October 7, 2020
Dine-In Traffic Improving, But Off-Premise Still Preferred

A new report from The NPD Group finds the rate of restaurant traffic and dollar declines for August has eased a bit from June and July, down by 10% and 9%, respectively, compared to the year-ago period. These improvements come as consumers grow more comfortable dining out, NPD food industry advisor David Portalatin said in a press release.

The NPD Group finds slightly less than 25% of restaurants were under restrictions for on-premise dining in August, and on-premise visits have improved every month since April, as those restrictions have gradually lifted throughout the country. The research also shows increased dine-in visits may have slightly cannibalized digital orders, which generated 17% of occasions in August, compared to 20% of occasions in April.

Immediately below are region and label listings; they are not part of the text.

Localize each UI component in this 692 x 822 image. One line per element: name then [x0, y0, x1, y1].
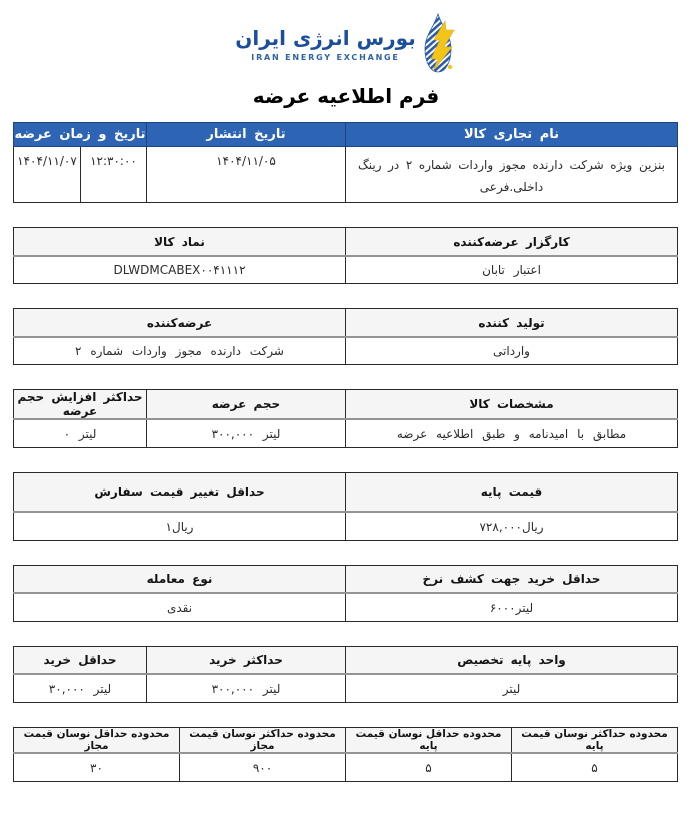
producer-header: تولید کننده	[346, 309, 678, 337]
min-base-fluct-value: ۵	[346, 753, 512, 781]
exchange-brand	[0, 12, 692, 76]
offer-time-value: ۱۲:۳۰:۰۰	[81, 147, 147, 203]
min-allowed-fluct-header: محدوده حداقل نوسان قیمت مجاز	[14, 727, 180, 753]
purchase-limits-table	[13, 646, 678, 703]
producer-value: وارداتی	[346, 337, 678, 365]
min-purchase-value: لیتر ۳۰,۰۰۰	[14, 674, 147, 702]
min-base-fluct-header: محدوده حداقل نوسان قیمت پایه	[346, 727, 512, 753]
allocation-unit-header: واحد پایه تخصیص	[346, 646, 678, 674]
max-allowed-fluct-value: ۹۰۰	[180, 753, 346, 781]
symbol-value: DLWDMCABEX۰۰۴۱۱۱۲	[14, 256, 346, 284]
brand-name-english: IRAN ENERGY EXCHANGE	[251, 53, 400, 62]
striped-drop-lightning-icon	[423, 13, 457, 75]
brand-text-block	[235, 26, 415, 62]
max-base-fluct-value: ۵	[512, 753, 678, 781]
base-price-header: قیمت پایه	[346, 472, 678, 512]
min-discovery-header: حداقل خرید جهت کشف نرخ	[346, 565, 678, 593]
max-allowed-fluct-header: محدوده حداکثر نوسان قیمت مجاز	[180, 727, 346, 753]
max-volume-increase-header: حداکثر افزایش حجم عرضه	[14, 390, 147, 420]
supplier-value: شرکت دارنده مجوز واردات شماره ۲	[14, 337, 346, 365]
page-title: فرم اطلاعیه عرضه	[252, 84, 440, 108]
trade-type-value: نقدی	[14, 593, 346, 621]
offer-volume-header: حجم عرضه	[147, 390, 346, 420]
product-name-header: نام تجاری کالا	[346, 123, 678, 147]
discovery-tradetype-table	[13, 565, 678, 622]
offer-volume-value: لیتر ۳۰۰,۰۰۰	[147, 419, 346, 447]
producer-supplier-table	[13, 308, 678, 365]
broker-header: کارگزار عرضه‌کننده	[346, 228, 678, 256]
fluctuation-range-table	[13, 727, 678, 782]
max-purchase-value: لیتر ۳۰۰,۰۰۰	[147, 674, 346, 702]
min-discovery-value: لیتر۶۰۰۰	[346, 593, 678, 621]
publish-date-value: ۱۴۰۴/۱۱/۰۵	[147, 147, 346, 203]
broker-symbol-table	[13, 227, 678, 284]
min-allowed-fluct-value: ۳۰	[14, 753, 180, 781]
publish-date-header: تاریخ انتشار	[147, 123, 346, 147]
price-tick-value: ریال۱	[14, 512, 346, 540]
offer-identity-table	[13, 122, 678, 203]
allocation-unit-value: لیتر	[346, 674, 678, 702]
specs-volume-table	[13, 389, 678, 448]
brand-name-farsi: بورس انرژی ایران	[235, 26, 416, 50]
specs-header: مشخصات کالا	[346, 390, 678, 420]
base-price-table	[13, 472, 678, 541]
supplier-header: عرضه‌کننده	[14, 309, 346, 337]
offer-datetime-header: تاریخ و زمان عرضه	[13, 123, 146, 147]
max-volume-increase-value: لیتر ۰	[14, 419, 147, 447]
base-price-value: ریال۷۲۸,۰۰۰	[346, 512, 678, 540]
symbol-header: نماد کالا	[14, 228, 346, 256]
offer-date-value: ۱۴۰۴/۱۱/۰۷	[13, 147, 80, 203]
max-base-fluct-header: محدوده حداکثر نوسان قیمت پایه	[512, 727, 678, 753]
price-tick-header: حداقل تغییر قیمت سفارش	[14, 472, 346, 512]
product-name-value: بنزین ویژه شرکت دارنده مجوز واردات شماره ۲ در رینگ داخلی.فرعی	[346, 147, 678, 203]
trade-type-header: نوع معامله	[14, 565, 346, 593]
broker-value: اعتبار تابان	[346, 256, 678, 284]
min-purchase-header: حداقل خرید	[14, 646, 147, 674]
max-purchase-header: حداکثر خرید	[147, 646, 346, 674]
specs-value: مطابق با امیدنامه و طبق اطلاعیه عرضه	[346, 419, 678, 447]
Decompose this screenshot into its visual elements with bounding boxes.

There are few major municipalities left that have completely barred indoor dining and, as more jurisdictions increase their capacities, traffic should continue to show improvement as consumers' pent-up demand for dining out remains high. A survey conducted earlier this month by the National Restaurant Association, for example, shows 47% of American consumers are not dining out as frequently as they would like.

Plenty of restaurants have scrambled to better accommodate their restaurants for more dine-in guests, including by expanding outdoor seating. However, any on-premise traffic improvements could be negatively impacted as fall and winter weather set in.

Restaurants in cold weather markets could continue to entice consumers toward dine-in by offering adult-only parties, which represented 63% of all restaurant occasions in August, according to NPD. Parties with kids represented 37% of occasions by comparison. Offering socially distanced options for small groups may be a comfortable strategy for consumers, as infection levels hold steady or climb across the country, and experts worry a second wave could soon emerge. Hosting private dining groups, rather than multiple socially distanced parties, could also ease anxiety following the CDC's recent finding that dining out increases the risk of COVID-19 exposure more than other activities.

Despite such seating efforts and this gradual return to dine-in service, research from Technomic emailed to Restaurant Dive shows consumers continue to prefer off-premise channels. Sixty-eight percent have visited the drive-thru; 63% have ordered takeout; 48% have ordered curbside pickup; 45% have ordered third-party delivery; and 45% have ordered direct delivery. Comparatively, 41% of consumers say they have dined indoors and 38% said they have eaten at a restaurant outdoors.

If preference for off-premise options continues through cooler months or a potential second wave, it may not be all bad news for restaurants. More consumers have downloaded apps and ordered digitally for delivery and curbside pickup during the pandemic — delivery spend is up 173% year-over-year as of July 30, according to Cardlytics' latest State of Spend Report. Still, this channel poses challenges if a restaurant is partnering with a third-party delivery provider and is subject to high commission fees — transactions that could weaken sales if on-premise spending drops off.